Je trouve que de nos jours pour les jeunes c’est dur. Dur d’être soi. De réaliser ses rêves et de se défaire des attentes des autres. On vit dans une société qui est souvent source de pression pour de si petits êtres que sont nos enfants.

Alors si tu devais retenir, qu’une chose ma fille c’est d’être celle que tu veux. Envers et contre tous. Si j’arrive à t’accompagner dans cette démarche d’être toi et d’avoir confiance comme on l’a fait pour moi : j’en serai la plus heureuse.

Pour E.

10 Commentaires
  • Maman Sur Le Fil
    7 février 2018 à 8 h 19 min

    Tu as tellement raison… Je crois que ne rien devoir à personne aide finalement à avancer et à ne pas se poser de questions…
    Tu n’en es peut-être pas consciente mais tu m’aides tellement à avancer dans ma vie… A assumer d’être seule et d’avancer comme je l’entends et pas comme mon entourage le voudrait !

    Alors merci, encore une fois…

    Bises
    Virginie

  • MamanDe4
    7 février 2018 à 11 h 10 min

    Tu apportes de solides armes à ta fille pour son développement personnel. Ce n’est pas toujours facile de nos jours, comme tu le dis, mais arriver à être soi est une finalité tellement importante.

  • Picou
    7 février 2018 à 11 h 31 min

    Très réaliste, comme toujours, mais très vrai!
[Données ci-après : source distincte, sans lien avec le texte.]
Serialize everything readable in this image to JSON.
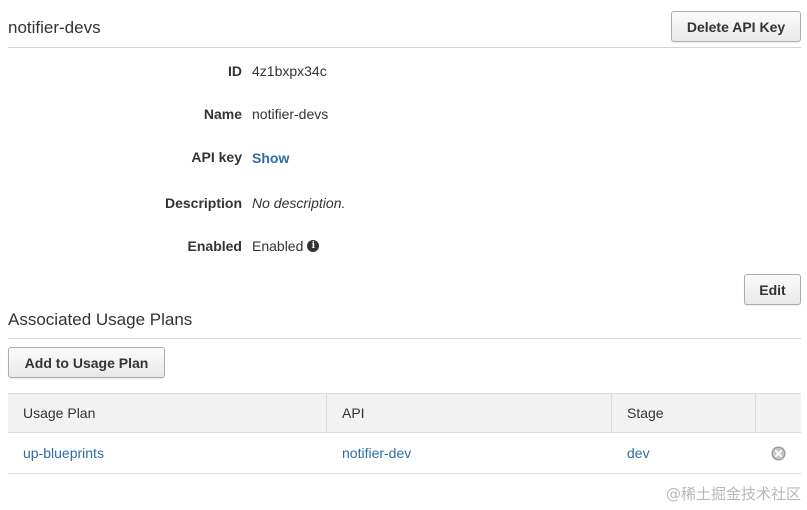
{
  "api_key": {
    "title": "notifier-devs",
    "delete_label": "Delete API Key",
    "edit_label": "Edit"
  },
  "properties": [
    {
      "label": "ID",
      "value": "4z1bxpx34c"
    },
    {
      "label": "Name",
      "value": "notifier-devs"
    },
    {
      "label": "API key",
      "value": "Show"
    },
    {
      "label": "Description",
      "value": "No description."
    },
    {
      "label": "Enabled",
      "value": "Enabled"
    }
  ],
  "usage_plans": {
    "title": "Associated Usage Plans",
    "add_label": "Add to Usage Plan",
    "columns": [
      "Usage Plan",
      "API",
      "Stage"
    ],
    "rows": [
      {
        "usage_plan": "up-blueprints",
        "api": "notifier-dev",
        "stage": "dev"
      }
    ]
  },
  "icons": {
    "enabled_info": "info-icon",
    "row_remove": "remove-icon"
  },
  "colors": {
    "link": "#2e6ca4",
    "header_bg": "#f2f2f2"
  },
  "watermark": "@稀土掘金技术社区"
}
Ce sont des bases solides que tu lui apportes, et ton texte m’a beaucoup émue car il comporte de vraies, belles leçons de vie que je veux aussi essayer d’inculquer à mes filles. Des bases pas toujours faciles mais tellement fondamentales! Avoir confiance en soi, se construire par soi-même, apprendre à se relever et à vivre dans le présent, et compter sur les autres, mais avant tout sur soi. Très bel article (encore! vraiment, la plume te réussit ;o)!)

  • Madame Bobette
    7 février 2018 à 11 h 37 min

    Ton billet raisonne beaucoup en moi avec mon histoire personnelle. Tu lui laisses là une jolie trace, un message fort qui l’aidera dans sa vie de petite fille, d’ado et de femme. Tu m’as donné envie d’écrire une lettre de ce genre à Tess 🙂

  • Gabruiela
    3 août 2018 à 13 h 57 min

    Guauuuuuuuuu……
    Mes larmes sont tombées sin pouvoir les controler….cette phrase ma marque..
    Aucune souffrance, aucune tristesse ne dure éternellement sauf si on les entretient…..
    Merci, on a beaucoup des chose en commun…et tes mots mes sont touches le coeur….
    C’est admirable pouvoir écrire de cette façon…
    bonne continuation!!!!!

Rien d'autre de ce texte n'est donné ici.